If you publish an agent with an experimental or preview model and users use the agent, that use is billed at the established rates.
Feel free to experiment with these models to explore capabilities. However, be cautious about deploying them in production environments.
Experimental and preview models are subject to preview terms. These models are available before an official release so that you can get early access and provide feedback. If you're building a production-ready agent, see Microsoft Copilot Studio overview.
Change your agent's AI model
Your agent starts with a default model optimized for most scenarios. To change your agent's model:
Go to your agent's Overview page.
In the Model section, select your agent's primary model. You can switch between experimental and production models at any time.
Admin controls for AI model selection
Administrators can allow or block makers from adding preview and experimental AI models to agents by using the following settings:
Administrators can choose to allow or disallow preview and experimental models in an environment. To use these models, the Preview and experimental AI models setting must be turned on for your environment.
Data processed within a preview or experimental model might be processed and stored outside of your organization's geographical boundaries. To make experimental models available, your environment must have the Move data across regions setting turned on. This is an environment-level setting managed in the Power Platform admin center by the tenant administrator.

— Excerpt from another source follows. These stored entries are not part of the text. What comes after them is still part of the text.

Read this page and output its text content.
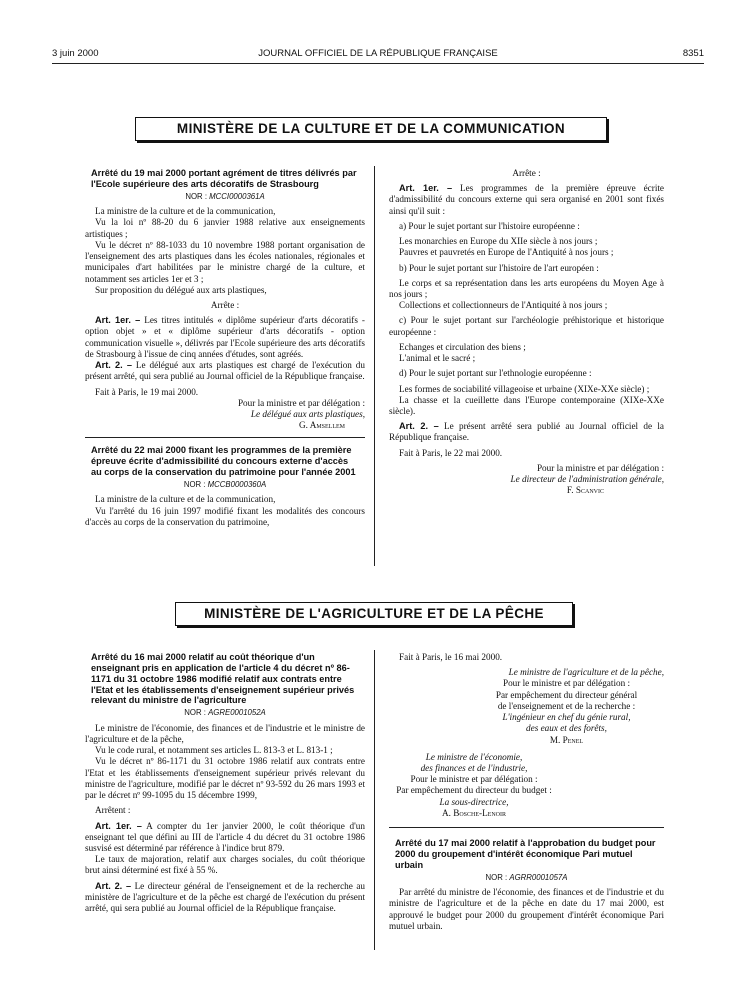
3 juin 2000	JOURNAL OFFICIEL DE LA RÉPUBLIQUE FRANÇAISE	8351
MINISTÈRE DE LA CULTURE ET DE LA COMMUNICATION
Arrêté du 19 mai 2000 portant agrément de titres délivrés par l'Ecole supérieure des arts décoratifs de Strasbourg
NOR : MCCI0000361A

La ministre de la culture et de la communication,

Vu la loi nº 88-20 du 6 janvier 1988 relative aux enseignements artistiques ;

Vu le décret nº 88-1033 du 10 novembre 1988 portant organisation de l'enseignement des arts plastiques dans les écoles nationales, régionales et municipales d'art habilitées par le ministre chargé de la culture, et notamment ses articles 1er et 3 ;

Sur proposition du délégué aux arts plastiques,

Arrête :

Art. 1er. – Les titres intitulés « diplôme supérieur d'arts décoratifs - option objet » et « diplôme supérieur d'arts décoratifs - option communication visuelle », délivrés par l'Ecole supérieure des arts décoratifs de Strasbourg à l'issue de cinq années d'études, sont agréés.

Art. 2. – Le délégué aux arts plastiques est chargé de l'exécution du présent arrêté, qui sera publié au Journal officiel de la République française.

Fait à Paris, le 19 mai 2000.

Pour la ministre et par délégation :

Le délégué aux arts plastiques,

G. Amsellem

Arrêté du 22 mai 2000 fixant les programmes de la première épreuve écrite d'admissibilité du concours externe d'accès au corps de la conservation du patrimoine pour l'année 2001
NOR : MCCB0000360A

La ministre de la culture et de la communication,

Vu l'arrêté du 16 juin 1997 modifié fixant les modalités des concours d'accès au corps de la conservation du patrimoine,

Arrête :

Art. 1er. – Les programmes de la première épreuve écrite d'admissibilité du concours externe qui sera organisé en 2001 sont fixés ainsi qu'il suit :

a) Pour le sujet portant sur l'histoire européenne :

Les monarchies en Europe du XIIe siècle à nos jours ;

Pauvres et pauvretés en Europe de l'Antiquité à nos jours ;

b) Pour le sujet portant sur l'histoire de l'art européen :

Le corps et sa représentation dans les arts européens du Moyen Age à nos jours ;

Collections et collectionneurs de l'Antiquité à nos jours ;

c) Pour le sujet portant sur l'archéologie préhistorique et historique européenne :

Echanges et circulation des biens ;

L'animal et le sacré ;

d) Pour le sujet portant sur l'ethnologie européenne :

Les formes de sociabilité villageoise et urbaine (XIXe-XXe siècle) ;

La chasse et la cueillette dans l'Europe contemporaine (XIXe-XXe siècle).

Art. 2. – Le présent arrêté sera publié au Journal officiel de la République française.

Fait à Paris, le 22 mai 2000.

Pour la ministre et par délégation :

Le directeur de l'administration générale,

F. Scanvic

MINISTÈRE DE L'AGRICULTURE ET DE LA PÊCHE
Arrêté du 16 mai 2000 relatif au coût théorique d'un enseignant pris en application de l'article 4 du décret nº 86-1171 du 31 octobre 1986 modifié relatif aux contrats entre l'Etat et les établissements d'enseignement supérieur privés relevant du ministre de l'agriculture
NOR : AGRE0001052A

Le ministre de l'économie, des finances et de l'industrie et le ministre de l'agriculture et de la pêche,

Vu le code rural, et notamment ses articles L. 813-3 et L. 813-1 ;

Vu le décret nº 86-1171 du 31 octobre 1986 relatif aux contrats entre l'Etat et les établissements d'enseignement supérieur privés relevant du ministre de l'agriculture, modifié par le décret nº 93-592 du 26 mars 1993 et par le décret nº 99-1095 du 15 décembre 1999,

Arrêtent :

Art. 1er. – A compter du 1er janvier 2000, le coût théorique d'un enseignant tel que défini au III de l'article 4 du décret du 31 octobre 1986 susvisé est déterminé par référence à l'indice brut 879.

Le taux de majoration, relatif aux charges sociales, du coût théorique brut ainsi déterminé est fixé à 55 %.

Art. 2. – Le directeur général de l'enseignement et de la recherche au ministère de l'agriculture et de la pêche est chargé de l'exécution du présent arrêté, qui sera publié au Journal officiel de la République française.

Fait à Paris, le 16 mai 2000.

Le ministre de l'agriculture et de la pêche,
Pour le ministre et par délégation :
Par empêchement du directeur général
de l'enseignement et de la recherche :
L'ingénieur en chef du génie rural,
des eaux et des forêts,
M. Penel
Le ministre de l'économie,
des finances et de l'industrie,
Pour le ministre et par délégation :
Par empêchement du directeur du budget :
La sous-directrice,
A. Bosche-Lenoir
Arrêté du 17 mai 2000 relatif à l'approbation du budget pour 2000 du groupement d'intérêt économique Pari mutuel urbain
NOR : AGRR0001057A

Par arrêté du ministre de l'économie, des finances et de l'industrie et du ministre de l'agriculture et de la pêche en date du 17 mai 2000, est approuvé le budget pour 2000 du groupement d'intérêt économique Pari mutuel urbain.
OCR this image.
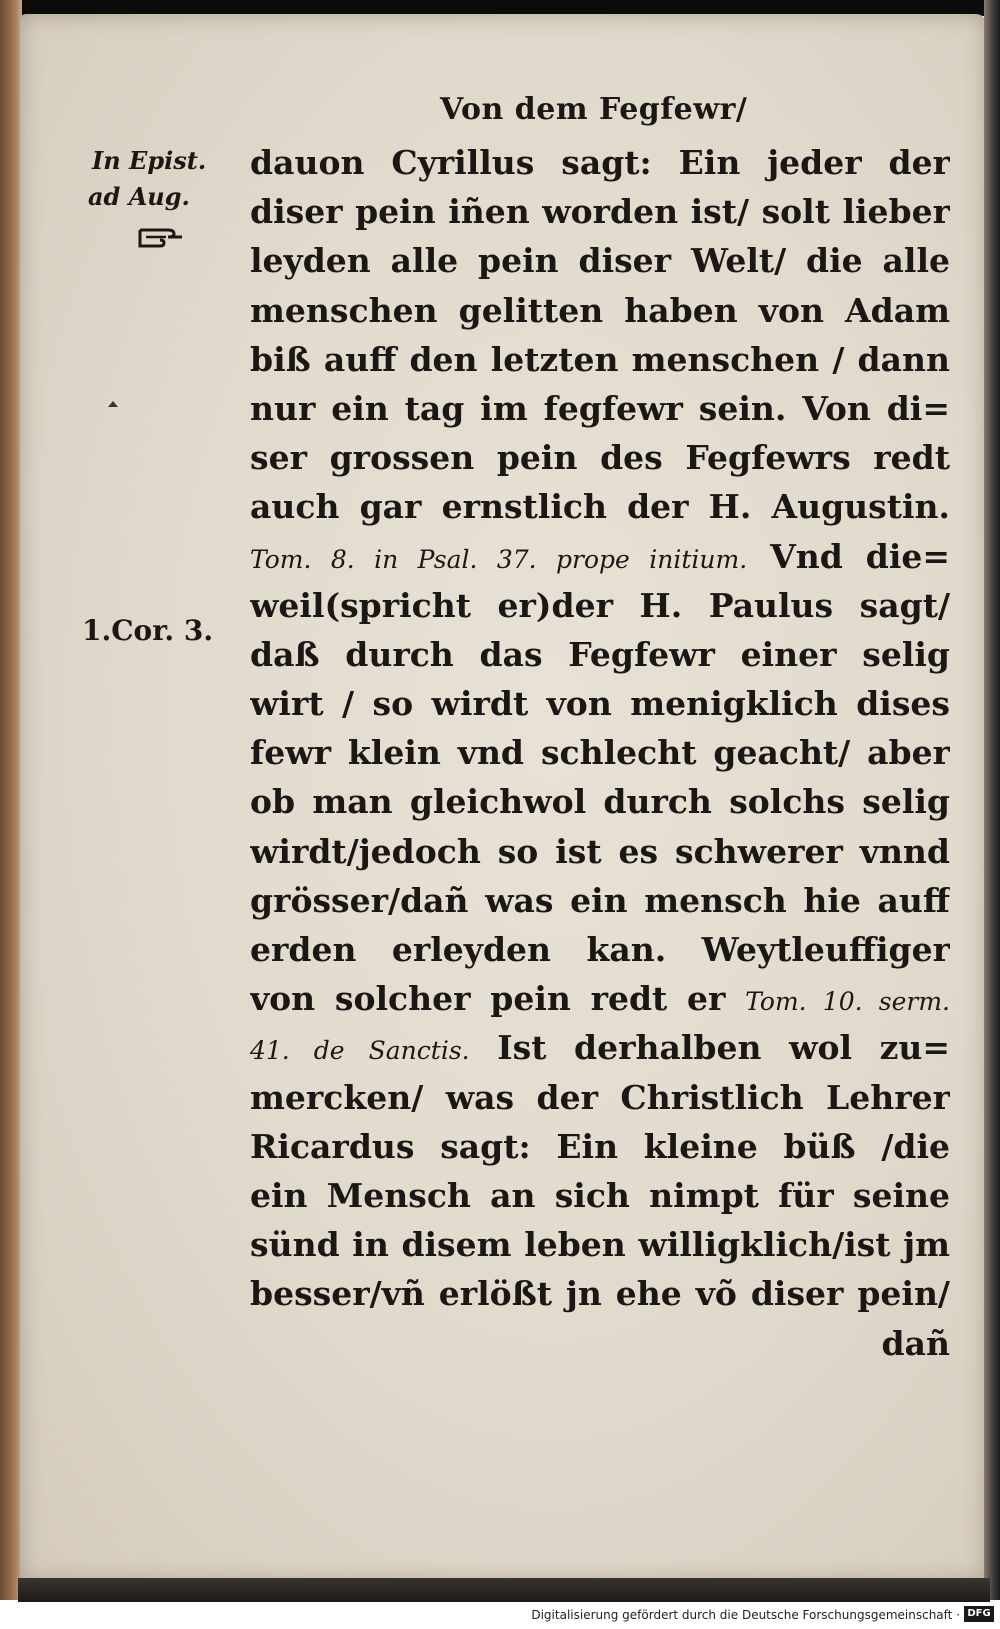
Von dem Fegfewr/
In Epist.
ad Aug.
1.Cor. 3.
dauon Cyrillus sagt: Ein jeder der
diser pein iñen worden ist/ solt lieber
leyden alle pein diser Welt/ die alle
menschen gelitten haben von Adam
biß auff den letzten menschen / dann
nur ein tag im fegfewr sein. Von di=
ser grossen pein des Fegfewrs redt
auch gar ernstlich der H. Augustin.
Tom. 8. in Psal. 37. prope initium. Vnd die=
weil(spricht er)der H. Paulus sagt/
daß durch das Fegfewr einer selig
wirt / so wirdt von menigklich dises
fewr klein vnd schlecht geacht/ aber
ob man gleichwol durch solchs selig
wirdt/jedoch so ist es schwerer vnnd
grösser/dañ was ein mensch hie auff
erden erleyden kan. Weytleuffiger
von solcher pein redt er Tom. 10. serm.
41. de Sanctis. Ist derhalben wol zu=
mercken/ was der Christlich Lehrer
Ricardus sagt: Ein kleine büß /die
ein Mensch an sich nimpt für seine
sünd in disem leben willigklich/ist jm
besser/vñ erlößt jn ehe võ diser pein/
dañ
Digitalisierung gefördert durch die Deutsche Forschungsgemeinschaft · DFG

Admin controls and requirements for external models
Admins control whether makers can add external models to agents. To grant access to external models, turn on external models in Power Platform admin center for the environment or the environment group.
Admins must first grant access to Anthropic models in the Microsoft 365 admin center. Complete the steps in Connect to Anthropic LLM in the Microsoft 365 admin center.
Preview models and external models are two different sets that can overlap but aren't the same, and their settings are separate. For example:
Admins can block external models but allow preview or experimental models. In this case, makers can't use external models but can use preview, experimental, and generally available internal models.
Admins can also block preview or experimental models but allow external models. In this case, makers can't use any preview or experimental models, but can use any generally available external and internal models.